Seven burglaries were reported in the area between Feb. 18 and March 18, Capt. Jack Meckley, commander of the Sheriff's Office's Northern Precinct, said. Meckley said three of the seven burglaries involved unoccupied houses and one was into a foreclosed property. He said the other incidents involved cars and sheds.
"Burglars find houses that are secluded and break a window and they are in and out of there," Meckley said. "The best thing you can have is a dog. No burglar wants to get caught."
Meckley said the burglaries were occurring in the daytime when people typically aren't. He said the sheriff's office initially believed the same person was responsible for all of them. As the case has developed, however, several people have ended up being charged.
According to Meckley, the sheriff's office, based on tips from residents, arrested two people involved in three of the burglaries in recent weeks and a pair involved in a robbery in Darlington.
On March 4, a Harford County woman was out bird-watching with binoculars, Meckley said, and spotted someone breaking into her neighbor's home near Darlington. He said the woman was able to get the license plate number of the car and deputies tracked down the burglars and arrested them.
Edward Hopkins, spokesperson for the Harford County Sheriff's Office, said Lisa Danielle Triplett, 31, of the 500 block of Aldino-Stepney Road in Aberdeen, and Keith Edward Cooper, 33, of the 100 block of Champlain Court in North East, were charged with burglary in that case.
On the same day, deputies made arrests in connection with another burglary after neighbors reported seeing someone breaking into a home, Meckley said.
Despite the burglaries, Meckley said that overall the Jarrettsville/Norrisville area is the safest sector in the county.
Deputies have made arrests in connection with three of the seven burglaries Meckley mentioned at Wednesday's community council meeting, Hopkins said.

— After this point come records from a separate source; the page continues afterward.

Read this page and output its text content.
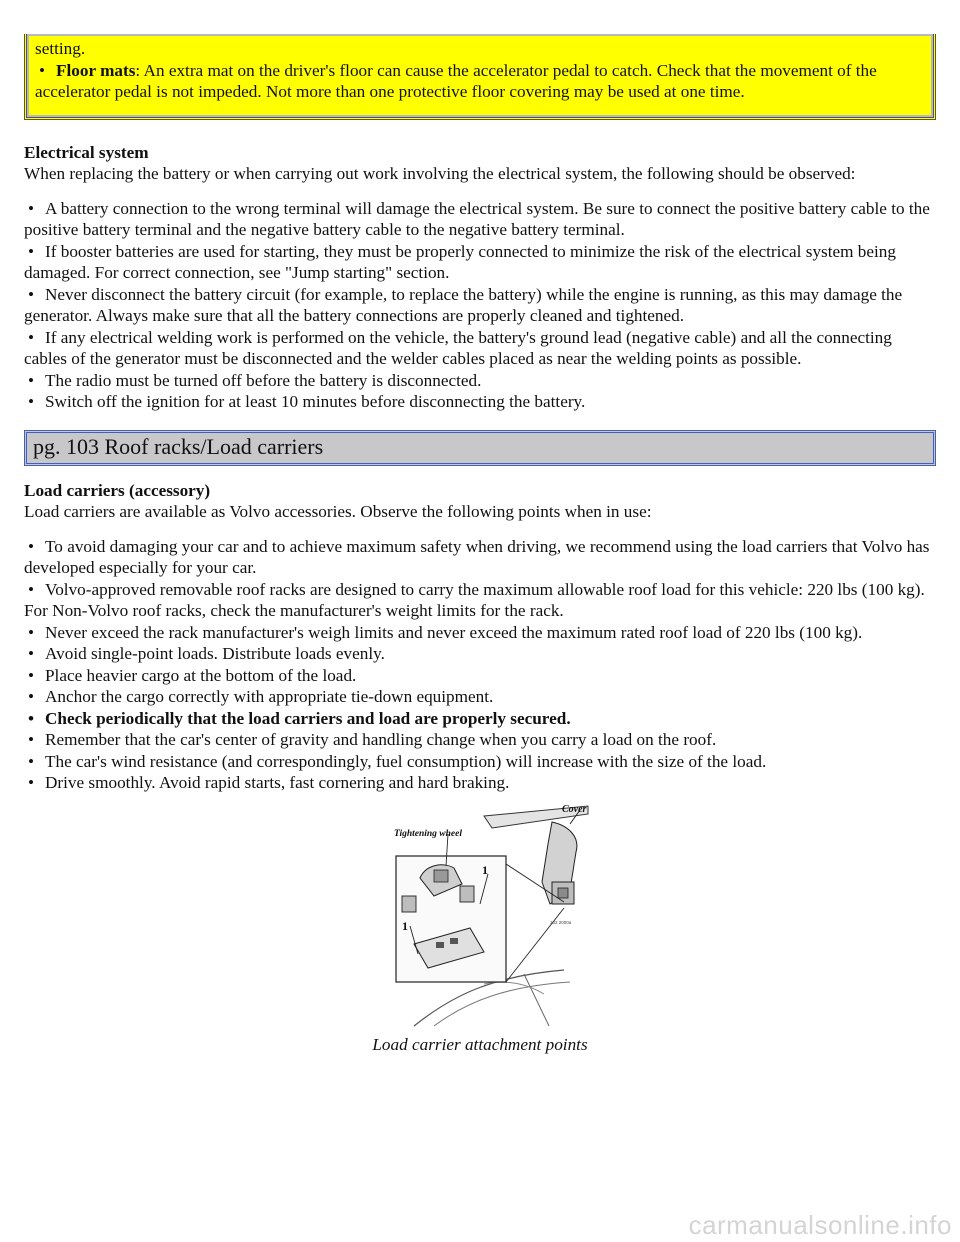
setting.

• Floor mats: An extra mat on the driver's floor can cause the accelerator pedal to catch. Check that the movement of the accelerator pedal is not impeded. Not more than one protective floor covering may be used at one time.

Electrical system

When replacing the battery or when carrying out work involving the electrical system, the following should be observed:

• A battery connection to the wrong terminal will damage the electrical system. Be sure to connect the positive battery cable to the positive battery terminal and the negative battery cable to the negative battery terminal.

• If booster batteries are used for starting, they must be properly connected to minimize the risk of the electrical system being damaged. For correct connection, see "Jump starting" section.

• Never disconnect the battery circuit (for example, to replace the battery) while the engine is running, as this may damage the generator. Always make sure that all the battery connections are properly cleaned and tightened.

• If any electrical welding work is performed on the vehicle, the battery's ground lead (negative cable) and all the connecting cables of the generator must be disconnected and the welder cables placed as near the welding points as possible.

• The radio must be turned off before the battery is disconnected.

• Switch off the ignition for at least 10 minutes before disconnecting the battery.

pg. 103 Roof racks/Load carriers

Load carriers (accessory)

Load carriers are available as Volvo accessories. Observe the following points when in use:

• To avoid damaging your car and to achieve maximum safety when driving, we recommend using the load carriers that Volvo has developed especially for your car.

• Volvo-approved removable roof racks are designed to carry the maximum allowable roof load for this vehicle: 220 lbs (100 kg). For Non-Volvo roof racks, check the manufacturer's weight limits for the rack.

• Never exceed the rack manufacturer's weigh limits and never exceed the maximum rated roof load of 220 lbs (100 kg).

• Avoid single-point loads. Distribute loads evenly.

• Place heavier cargo at the bottom of the load.

• Anchor the cargo correctly with appropriate tie-down equipment.

• Check periodically that the load carriers and load are properly secured.

• Remember that the car's center of gravity and handling change when you carry a load on the roof.

• The car's wind resistance (and correspondingly, fuel consumption) will increase with the size of the load.

• Drive smoothly. Avoid rapid starts, fast cornering and hard braking.

Tightening wheel
Cover
1
1	132 2000a

Load carrier attachment points

carmanualsonline.info
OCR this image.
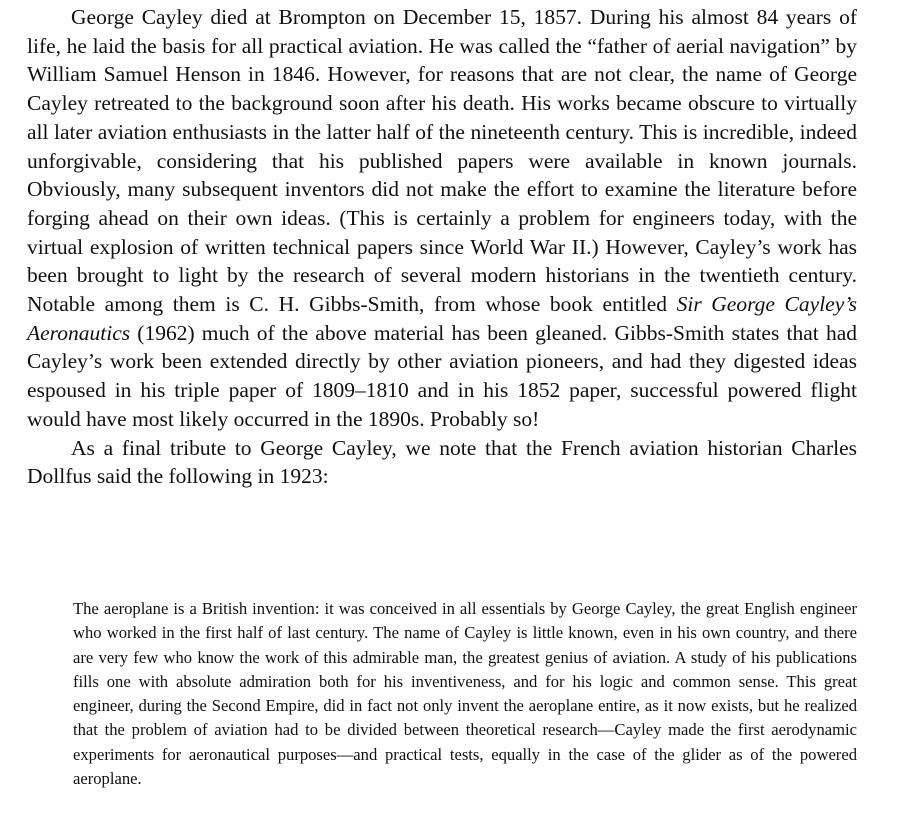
George Cayley died at Brompton on December 15, 1857. During his almost 84 years of life, he laid the basis for all practical aviation. He was called the “father of aerial navigation” by William Samuel Henson in 1846. However, for reasons that are not clear, the name of George Cayley retreated to the background soon after his death. His works became obscure to virtually all later aviation enthusiasts in the latter half of the nineteenth century. This is incredible, indeed unforgivable, considering that his published papers were available in known journals. Obviously, many subsequent inventors did not make the effort to examine the literature before forging ahead on their own ideas. (This is certainly a problem for engineers today, with the virtual explosion of written technical papers since World War II.) However, Cayley’s work has been brought to light by the research of several modern historians in the twentieth century. Notable among them is C. H. Gibbs-Smith, from whose book entitled Sir George Cayley’s Aeronautics (1962) much of the above material has been gleaned. Gibbs-Smith states that had Cayley’s work been extended directly by other aviation pioneers, and had they digested ideas espoused in his triple paper of 1809–1810 and in his 1852 paper, successful powered flight would have most likely occurred in the 1890s. Probably so!

As a final tribute to George Cayley, we note that the French aviation historian Charles Dollfus said the following in 1923:

The aeroplane is a British invention: it was conceived in all essentials by George Cayley, the great English engineer who worked in the first half of last century. The name of Cayley is little known, even in his own country, and there are very few who know the work of this admirable man, the greatest genius of aviation. A study of his publications fills one with absolute admiration both for his inventiveness, and for his logic and common sense. This great engineer, during the Second Empire, did in fact not only invent the aeroplane entire, as it now exists, but he realized that the problem of aviation had to be divided between theoretical research—Cayley made the first aerodynamic experiments for aeronautical purposes—and practical tests, equally in the case of the glider as of the powered aeroplane.
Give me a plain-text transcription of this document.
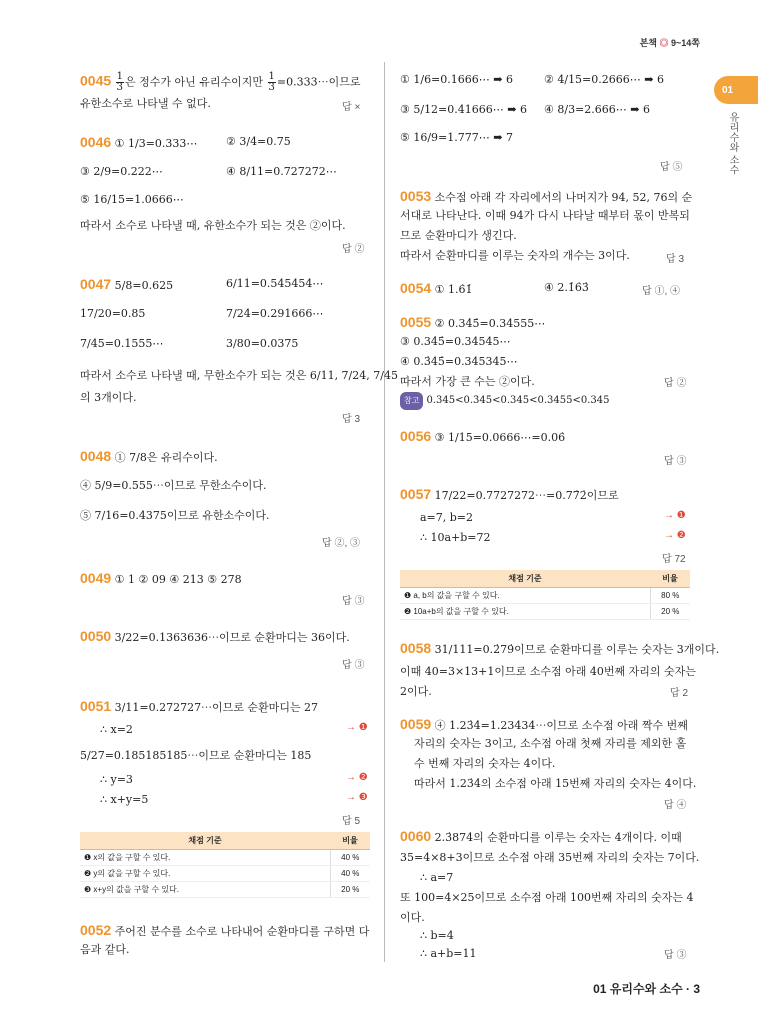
본책 ◎ 9~14쪽
01
유리수와 소수
$0045 \frac{1}{3}$ 은 정수가 아닌 유리수이지만 $\frac{1}{3}$ =0.333⋯이므로
유한소수로 나타낼 수 없다.	답 ×
0046 ① 1/3=0.333⋯	② 3/4=0.75
③ 2/9=0.222⋯	④ 8/11=0.727272⋯
⑤ 16/15=1.0666⋯
따라서 소수로 나타낼 때, 유한소수가 되는 것은 ②이다.
답 ②
0047 5/8=0.625	6/11=0.545454⋯
17/20=0.85	7/24=0.291666⋯
7/45=0.1555⋯	3/80=0.0375
따라서 소수로 나타낼 때, 무한소수가 되는 것은 6/11, 7/24, 7/45
의 3개이다.
답 3
0048 ① 7/8은 유리수이다.
④ 5/9=0.555⋯이므로 무한소수이다.
⑤ 7/16=0.4375이므로 유한소수이다.
답 ②, ③
0049 ① 1 ② 09 ④ 213 ⑤ 278
답 ③
0050 3/22=0.1363636⋯이므로 순환마디는 36이다.
답 ③
0051 3/11=0.272727⋯이므로 순환마디는 27
∴ x=2	→ ❶
5/27=0.185185185⋯이므로 순환마디는 185
∴ y=3	→ ❷
∴ x+y=5	→ ❸
답 5
채점 기준	비율
❶ x의 값을 구할 수 있다.	40 %
❷ y의 값을 구할 수 있다.	40 %
❸ x+y의 값을 구할 수 있다.	20 %
0052 주어진 분수를 소수로 나타내어 순환마디를 구하면 다
음과 같다.
① 1/6=0.1666⋯ ➡ 6	② 4/15=0.2666⋯ ➡ 6
③ 5/12=0.41666⋯ ➡ 6 ④ 8/3=2.666⋯ ➡ 6
⑤ 16/9=1.777⋯ ➡ 7
답 ⑤
0053 소수점 아래 각 자리에서의 나머지가 94, 52, 76의 순
서대로 나타난다. 이때 94가 다시 나타날 때부터 몫이 반복되
므로 순환마디가 생긴다.
따라서 순환마디를 이루는 숫자의 개수는 3이다.	답 3
0054 ① 1.6̇1̇	④ 2.1̇6̇3̇	답 ①, ④
0055 ② 0.34̇5̇=0.34555⋯
③ 0.34̇5̇=0.34545⋯
④ 0.3̇45̇=0.345345⋯
따라서 가장 큰 수는 ②이다.	답 ②
참고 0.345<0.3̇45̇<0.34̇5̇<0.3455<0.345
0056 ③ 1/15=0.0666⋯=0.06̇
답 ③
0057 17/22=0.7727272⋯=0.77̇2̇이므로
a=7, b=2	→ ❶
∴ 10a+b=72	→ ❷
답 72
채점 기준	비율
❶ a, b의 값을 구할 수 있다.	80 %
❷ 10a+b의 값을 구할 수 있다.	20 %
0058 31/111=0.2̇79̇이므로 순환마디를 이루는 숫자는 3개이다.
이때 40=3×13+1이므로 소수점 아래 40번째 자리의 숫자는
2이다.	답 2
0059 ④ 1.23̇4̇=1.23434⋯이므로 소수점 아래 짝수 번째
자리의 숫자는 3이고, 소수점 아래 첫째 자리를 제외한 홀
수 번째 자리의 숫자는 4이다.
따라서 1.23̇4̇의 소수점 아래 15번째 자리의 숫자는 4이다.
답 ④
0060 2.3̇874̇의 순환마디를 이루는 숫자는 4개이다. 이때
35=4×8+3이므로 소수점 아래 35번째 자리의 숫자는 7이다.
∴ a=7
또 100=4×25이므로 소수점 아래 100번째 자리의 숫자는 4
이다.
∴ b=4
∴ a+b=11	답 ③
01 유리수와 소수 · 3
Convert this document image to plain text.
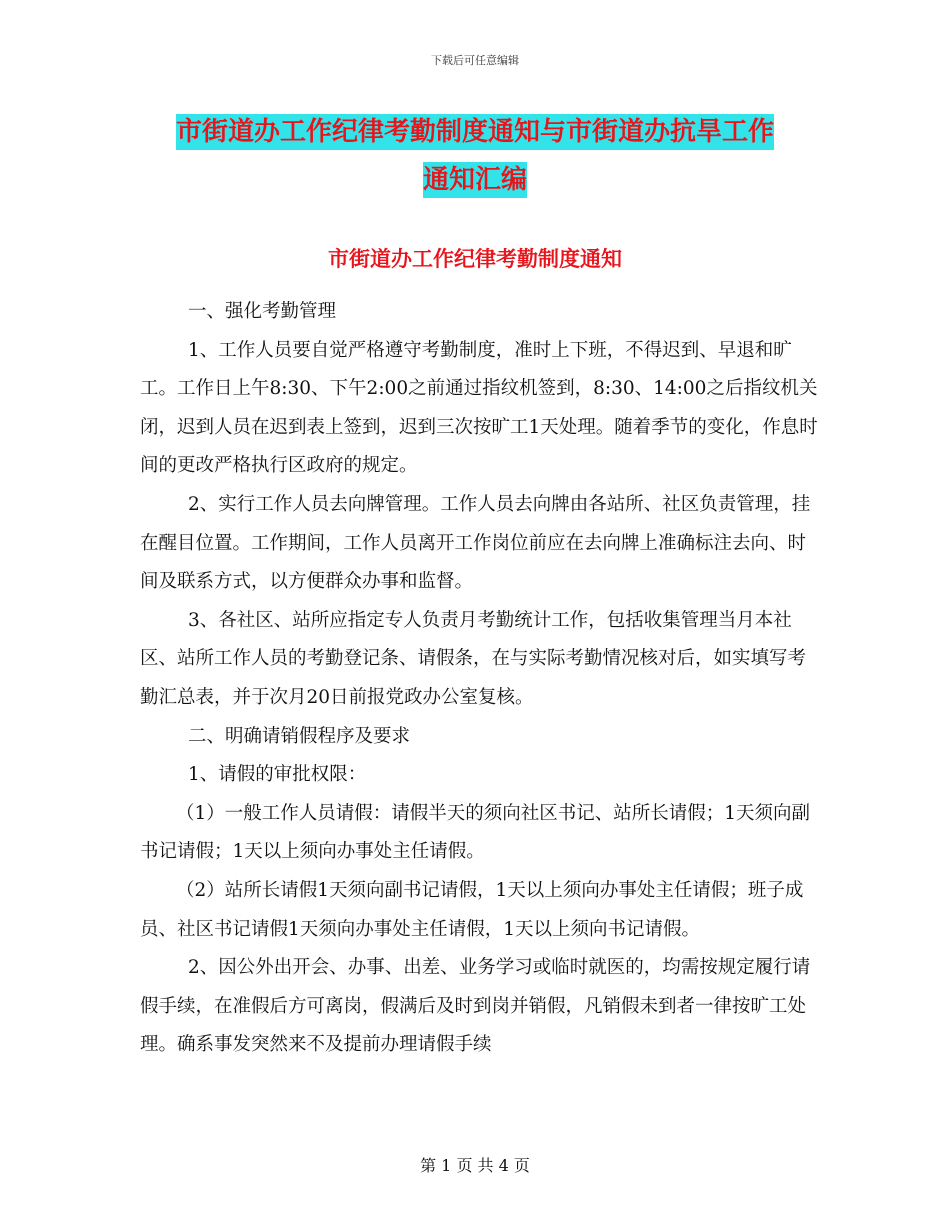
下载后可任意编辑
市街道办工作纪律考勤制度通知与市街道办抗旱工作
通知汇编
市街道办工作纪律考勤制度通知

一、强化考勤管理

1、工作人员要自觉严格遵守考勤制度，准时上下班，不得迟到、早退和旷工。工作日上午8:30、下午2:00之前通过指纹机签到，8:30、14:00之后指纹机关闭，迟到人员在迟到表上签到，迟到三次按旷工1天处理。随着季节的变化，作息时间的更改严格执行区政府的规定。

2、实行工作人员去向牌管理。工作人员去向牌由各站所、社区负责管理，挂在醒目位置。工作期间，工作人员离开工作岗位前应在去向牌上准确标注去向、时间及联系方式，以方便群众办事和监督。

3、各社区、站所应指定专人负责月考勤统计工作，包括收集管理当月本社区、站所工作人员的考勤登记条、请假条，在与实际考勤情况核对后，如实填写考勤汇总表，并于次月20日前报党政办公室复核。

二、明确请销假程序及要求

1、请假的审批权限：

（1）一般工作人员请假：请假半天的须向社区书记、站所长请假；1天须向副书记请假；1天以上须向办事处主任请假。

（2）站所长请假1天须向副书记请假，1天以上须向办事处主任请假；班子成员、社区书记请假1天须向办事处主任请假，1天以上须向书记请假。

2、因公外出开会、办事、出差、业务学习或临时就医的，均需按规定履行请假手续，在准假后方可离岗，假满后及时到岗并销假，凡销假未到者一律按旷工处理。确系事发突然来不及提前办理请假手续

第 1 页 共 4 页
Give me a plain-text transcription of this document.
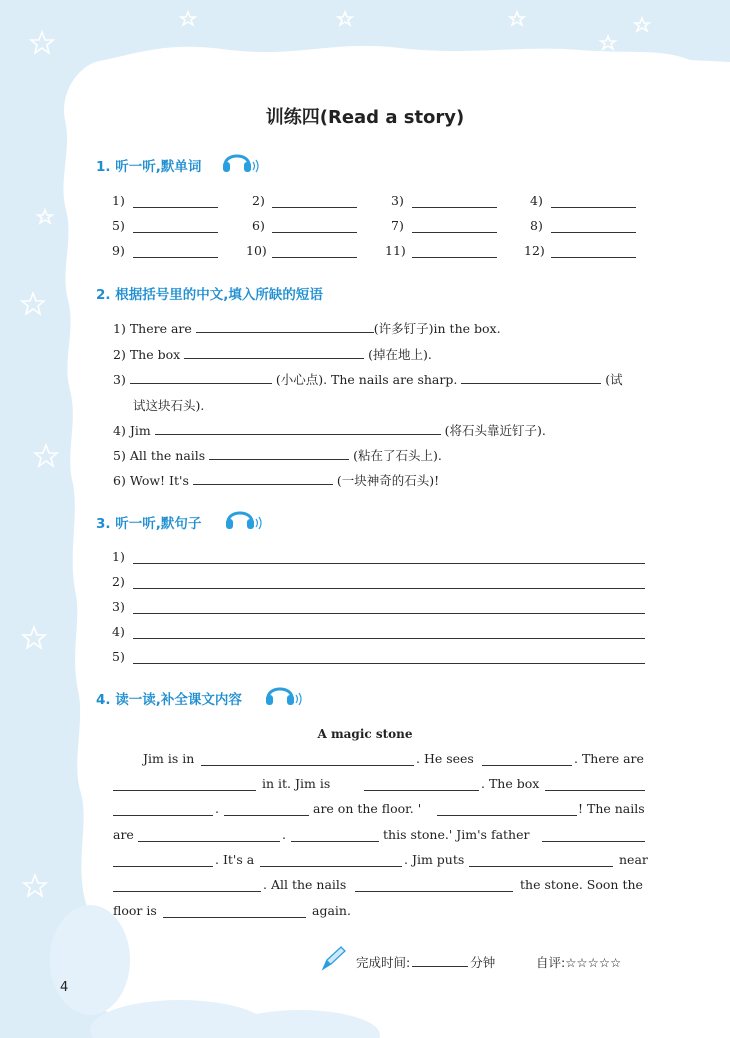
训练四(Read a story)
1. 听一听,默单词
1)	2)	3)	4)
5)	6)	7)	8)
9)	10)	11)	12)
2. 根据括号里的中文,填入所缺的短语
1) There are	(许多钉子)in the box.
2) The box	(掉在地上).
3)	(小心点). The nails are sharp.	(试
试这块石头).
4) Jim	(将石头靠近钉子).
5) All the nails	(粘在了石头上).
6) Wow! It's	(一块神奇的石头)!
3. 听一听,默句子
1)
2)
3)
4)
5)
4. 读一读,补全课文内容
A magic stone
Jim is in	. He sees	. There are
in it. Jim is	. The box
.	are on the floor. '	! The nails
are	.	this stone.' Jim's father
. It's a	. Jim puts	near
. All the nails	the stone. Soon the
floor is	again.
完成时间:	分钟	自评:☆☆☆☆☆
4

James Gascon, 26, of the 100 block of Murtaugh Road in Delta, Pa.; Joshua James Watkins, 34, of the 1000 block of Atom Road in Delta, Pa.; and James Larry Rhoades, 26, of the 1000 block of Adam Road in Delta, Pa., were charged with burglary and theft in a break-in on Houcks Mill Road, Hopkins said.
Gascon was also charged in connection with a burglary on Nelson Mill Road and another on Grier Nursery Road, Hopkins said.
In addition to Meckley's presentation, Ron Norris, of the Bel Air office of the Maryland Department of Natural Resources, told the community council members he has been receiving reports of a coyote in the area.
According to Norris, coyotes are in Harford County to stay and are running out other animals such as foxes. Foxes and coyotes compete for the same food.
Harford County has become home to the eastern coyote, which is larger than the western coyote and is more adaptable to living around people. He said DNR also has been receiving more reports of coyotes near Aberdeen Proving Ground. Coyotes have been showing up in Harford County since the late 1980s.
He said there has also been an influx of wild geese in the area, and bears have been spotted.
Norris said people should also be aware of what he called "vector animals" such as raccoons, skunks and foxes, which can carry diseases, particularly rabies.
"Animals acquire rabies from a scratch or a bite from another animal with rabies," Norris said. "It can only be spread through direct contact."
According to Norris, there are two types of rabies: mad rabies, the mostly commonly known form of the disease, which causes animals to foam at the mouth and become aggressive; and dumb rabies, which causes the animal to become more docile than normal.
"Dumb rabies is more of an issue because instead of being aggressive, the animal becomes passive and can curl up in the flower bed or the front lawn and becomes all cute and cuddly until the kids come home and pet it," he said.
Norris said rabies is a naturally occurring disease in animals; it's function in nature is to reduce the population of animals when they begin to overtax a particular environment.
"It's Mother nature's way of thinning out the herd," Norris said.